More interestingly, the Universe contains lots of dark matter.
 Some dark matter may consist of ordinary matter (e.g., contains atoms) but does not emit
electromagnetic radiation. This is called baryonic dark matter.
 Most dark matter is non-baryonic dark matter. It is not composed of ordinary matter, carry electric
charges or interact with ordinary matter via electromagnetic radiation. It may contain neutrinos
and supersymmetric particles (…ha…prove that on…all theoretical to date…) that undergo total
destruction to produce observable photons. Most often, non-baryonic dark matter can only be
inferred by observed gravitational attraction.
Do you believe it?
The June 1988 Scientific American article “Is dark matter theory or fact?”
(http://www.scientificamerican.com/article.cfm?id=is-dark-matter-theory-or) notes dark matter reveals its
presence via the gravitational effect it exerts on luminous matter (i.e., matter seen with telescopes) in the
Universe.
 The best example of the gravitational effects of dark matter is observed when looking at the
rotation of galaxies. Galactic rotation is observed via the Light Spectra of stars in each part of the
galaxy. When the light from a star is observed using a prism, the starlight is separated into its true
colours with a specific wavelength of light. The wavelengths “show” which elements the stars
contain, and thus, a star's composition.

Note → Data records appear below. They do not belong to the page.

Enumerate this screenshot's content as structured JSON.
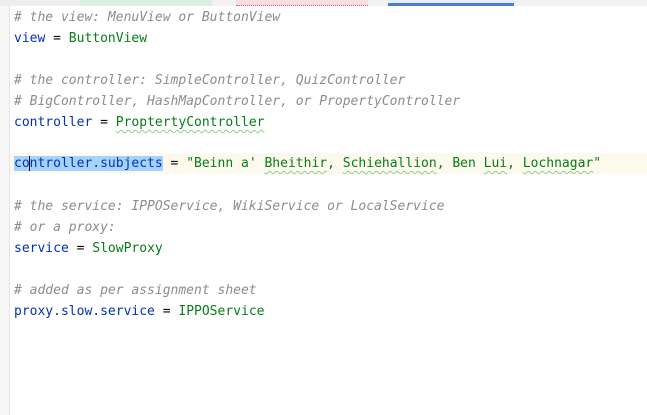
{
  "colors": {
    "comment": "#8c8c8c",
    "key": "#0033b3",
    "value": "#067d17",
    "selection": "#a6d2ff",
    "caret_line": "#fcfaed",
    "tab_green": "#c8e6c9",
    "tab_red": "#f5c2c2",
    "tab_blue": "#4a7fcf"
  },
  "lines": {
    "l1_comment": "# the view: MenuView or ButtonView",
    "l2_key": "view",
    "l2_eq": " = ",
    "l2_value": "ButtonView",
    "l4_comment": "# the controller: SimpleController, QuizController",
    "l5_comment": "# BigController, HashMapController, or PropertyController",
    "l6_key": "controller",
    "l6_eq": " = ",
    "l6_value": "ProptertyController",
    "l8_key_sel_a": "co",
    "l8_key_sel_b": "ntroller.subjects",
    "l8_eq": " = ",
    "l8_value_pre": "\"Beinn a' ",
    "l8_value_typo1": "Bheithir",
    "l8_value_mid1": ", ",
    "l8_value_typo2": "Schiehallion",
    "l8_value_mid2": ", Ben ",
    "l8_value_typo3": "Lui",
    "l8_value_mid3": ", ",
    "l8_value_typo4": "Lochnagar",
    "l8_value_post": "\"",
    "l10_comment": "# the service: IPPOService, WikiService or LocalService",
    "l11_comment": "# or a proxy:",
    "l12_key": "service",
    "l12_eq": " = ",
    "l12_value": "SlowProxy",
    "l14_comment": "# added as per assignment sheet",
    "l15_key": "proxy.slow.service",
    "l15_eq": " = ",
    "l15_value": "IPPOService"
  }
}
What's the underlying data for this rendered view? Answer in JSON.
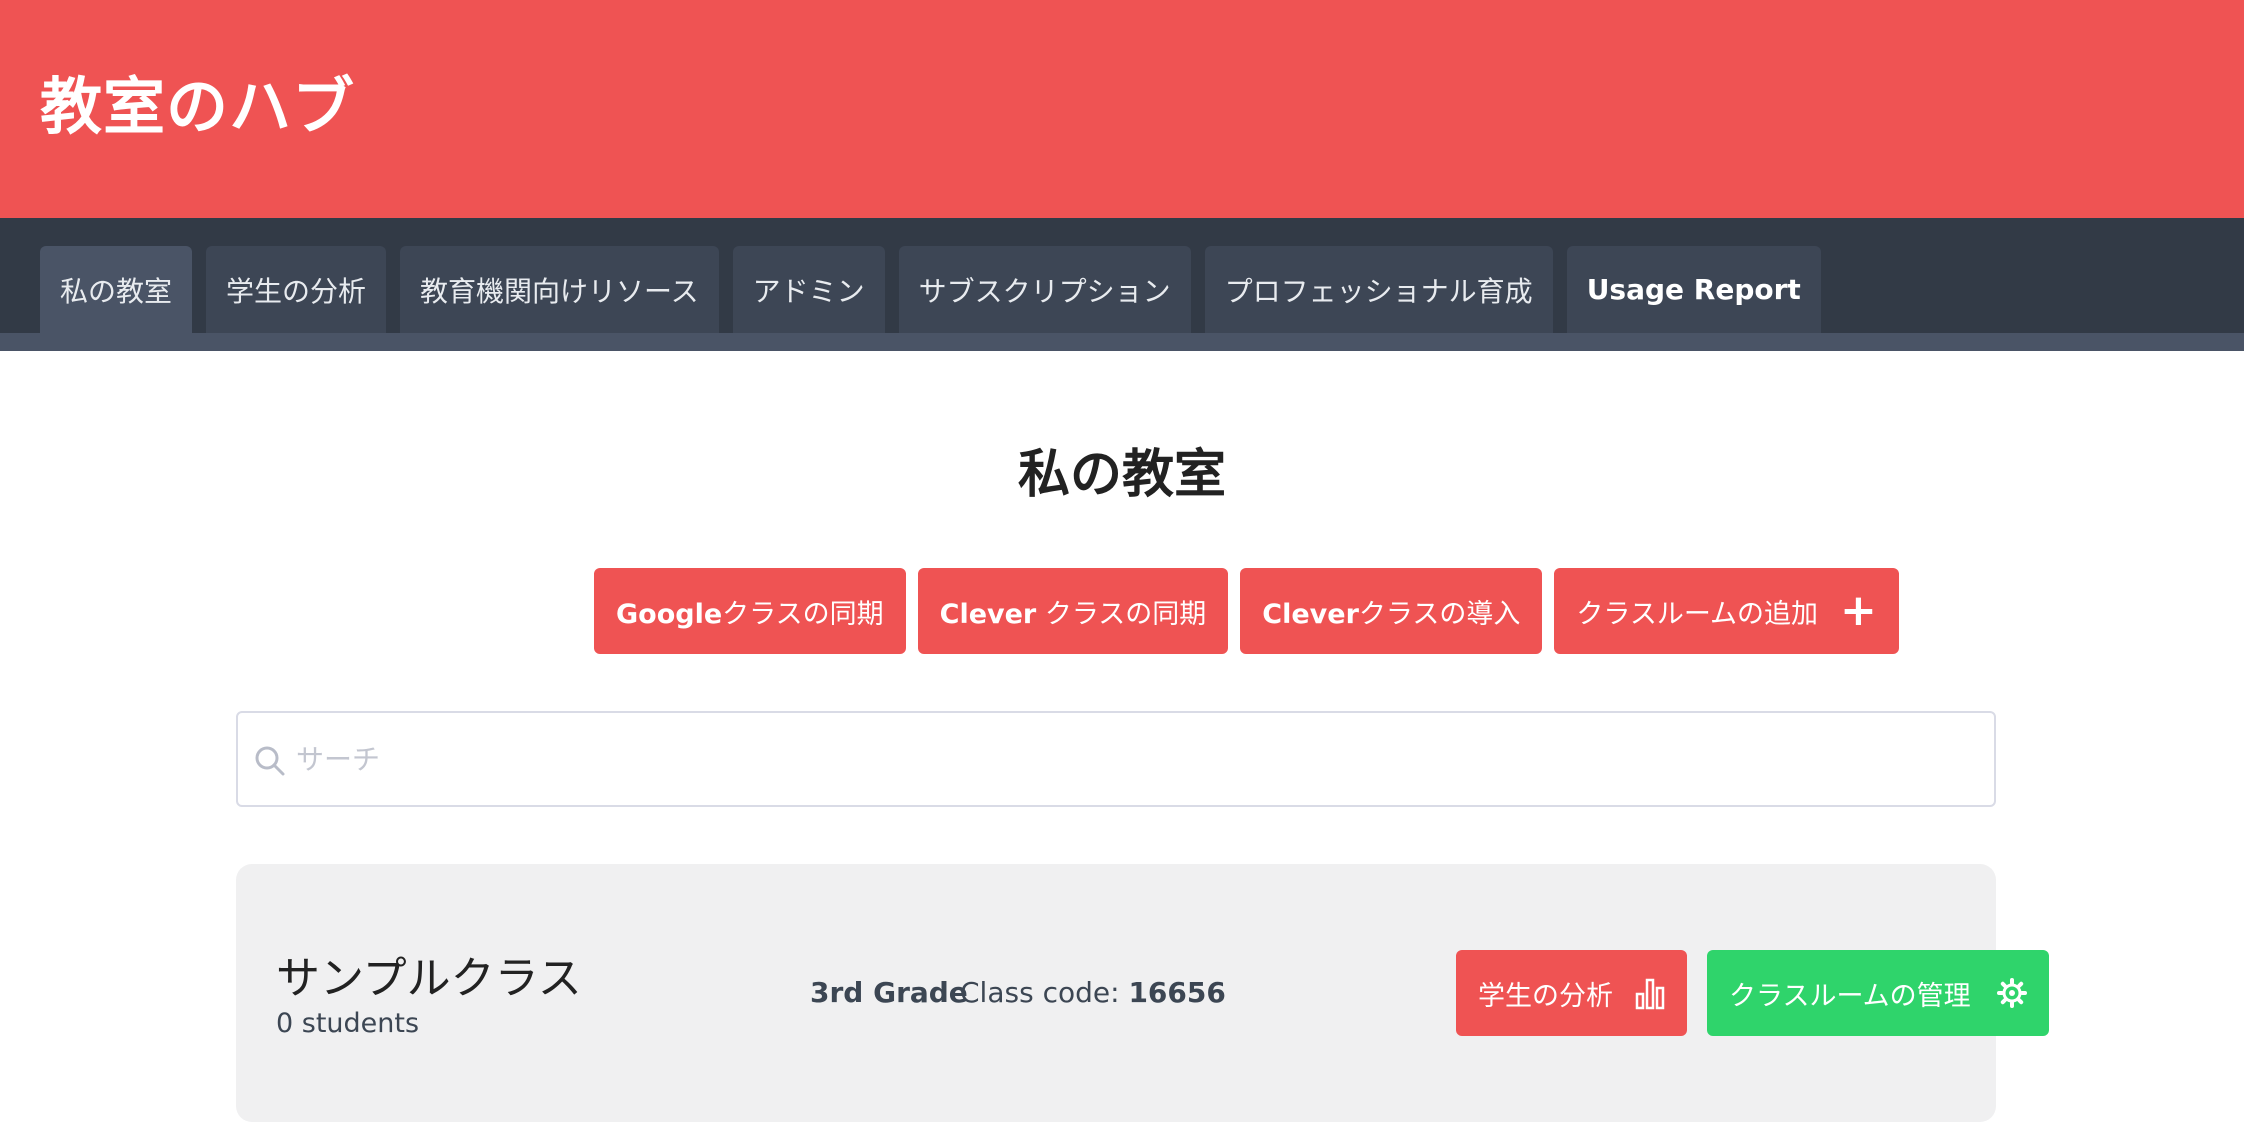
{
  "header": {
    "brand": "教室のハブ"
  },
  "nav": {
    "tabs": [
      {
        "label": "私の教室",
        "active": true
      },
      {
        "label": "学生の分析"
      },
      {
        "label": "教育機関向けリソース"
      },
      {
        "label": "アドミン"
      },
      {
        "label": "サブスクリプション"
      },
      {
        "label": "プロフェッショナル育成"
      },
      {
        "label": "Usage Report"
      }
    ]
  },
  "page": {
    "title": "私の教室"
  },
  "actions": {
    "google_sync": {
      "brand": "Google",
      "text": "クラスの同期"
    },
    "clever_sync": {
      "brand": "Clever",
      "text": " クラスの同期"
    },
    "clever_import": {
      "brand": "Clever",
      "text": "クラスの導入"
    },
    "add_classroom": {
      "text": "クラスルームの追加",
      "icon": "plus-icon"
    }
  },
  "search": {
    "placeholder": "サーチ",
    "value": "",
    "icon": "search-icon"
  },
  "classes": [
    {
      "name": "サンプルクラス",
      "students": "0 students",
      "grade": "3rd Grade",
      "code_label": "Class code: ",
      "code": "16656",
      "analytics_button": {
        "label": "学生の分析",
        "icon": "bar-chart-icon"
      },
      "manage_button": {
        "label": "クラスルームの管理",
        "icon": "gear-icon"
      }
    }
  ],
  "colors": {
    "header_bg": "#ef5353",
    "nav_bg": "#323a46",
    "tab_bg": "#3d4655",
    "tab_active_bg": "#4a5466",
    "primary_button": "#ef5353",
    "success_button": "#2fd46b",
    "card_bg": "#f0f0f1"
  }
}
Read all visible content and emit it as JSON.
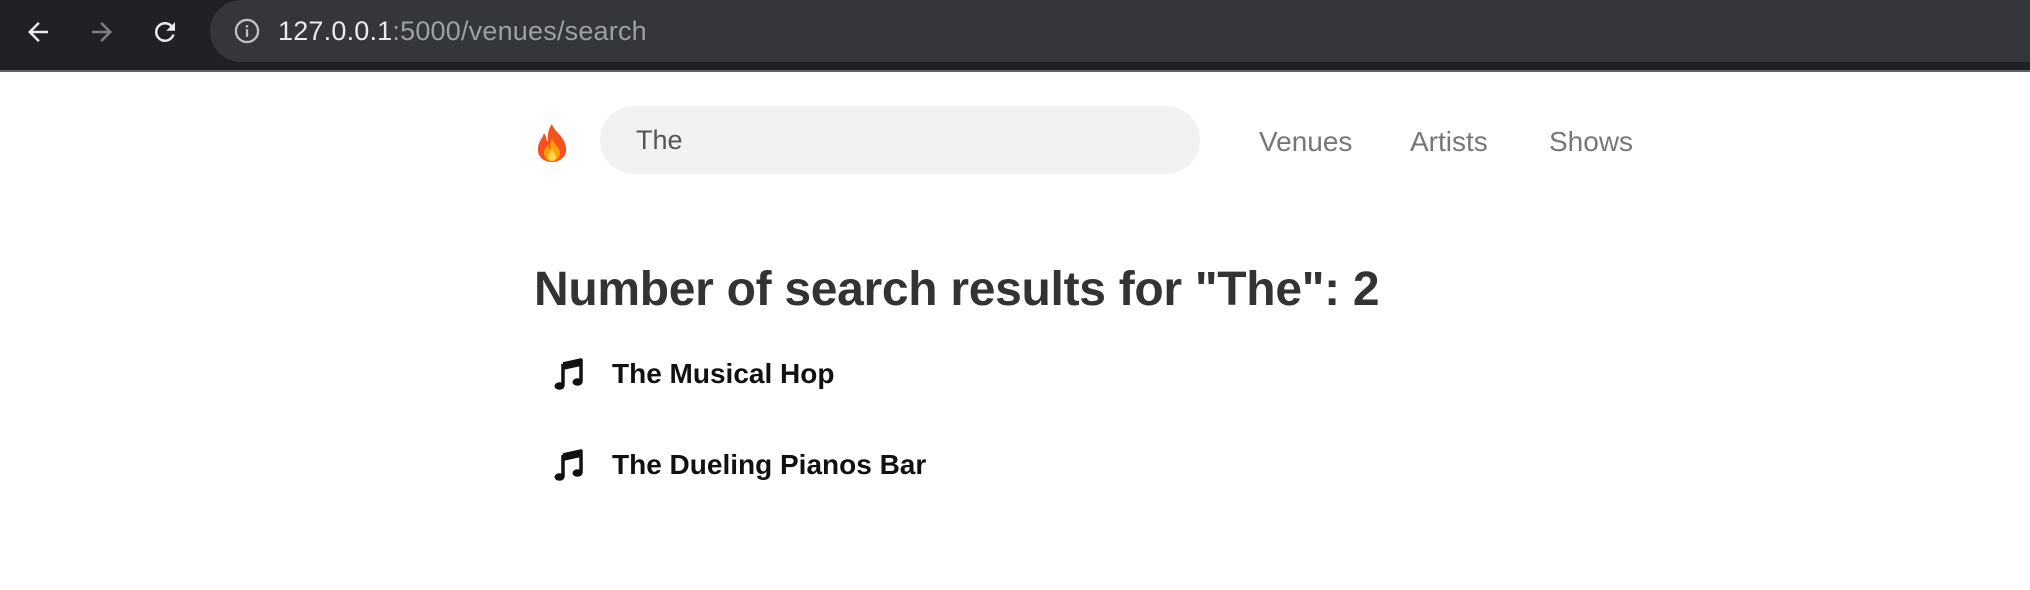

When a star is moving away from us, all of the



wavelengths of the spectral lines are shifted to higher values (i.e., red) than they would have
been were the star stationary or moving side to side (neither towards nor away from us). This
shifting is known as a Doppler shift. By measuring the shift in wavelength, the speed of
movement away (red) or towards (blue) Earth can be calculated.
When a galaxy is rotating, the starlight from stars on the side of the galaxy that is moving towards
are blue-shifted (…think opposite of Red Shift), while the starlight from the stars on the other side
of the galaxy are red-shifted. Thus, the speed and
direction that a star in the galaxy is orbiting about the
centre of the galaxy can be observed.
When stars orbit the centre of a galaxy, their orbital
speed is determined by the distribution of the mass
contained within the galaxy. A graph showing the
orbital speeds of the stars versus their distances
from the centre of the galaxy is the "rotation curve"
for the stars in the galaxy.
By adding all the luminous matter seen in the galaxy
(…including stars, gas and dust…) and using
Newton’s laws of gravitational physics, the speed of
stars should decrease in a predictable manner the
father away they are from the centre of the galaxy.
This was NOT observed. Rather, stars far from the
centre move faster than expected. To account for
this observation, dark matter must exist in the
galaxies…in a large, spherical distribution known as
a galactic halo.
Neat, eh?
Dark Energy
If the Universe is expanding at a steady rate, it is logical to think that at some point the Universe will slow
its expansion, eventually start to contract (i.e., shrink) and, once again, become a singularity. “We are all
doomed,” you yell. Well, not yet. The Universe is expanding. Moreover, the rate of expansion is
increasing. Some unknown and unexplainable force, called DARK ENERGY, is offsetting the force of
gravity and causing the Universe to expand faster.
Essentially, dark energy has the opposite function of dark matter. Dark matter brings things together by
gravitational force; whereas, dark energy is an unseen and unknown agent that drives things apart.
Big Bang Theory
Task
 Write a summary of your perception of the Big Bang.
 Write or draw a short story that incorporates accurate and essential parts of the Big Bang.
 Draw a cartoon depicting accurately the Big Bang.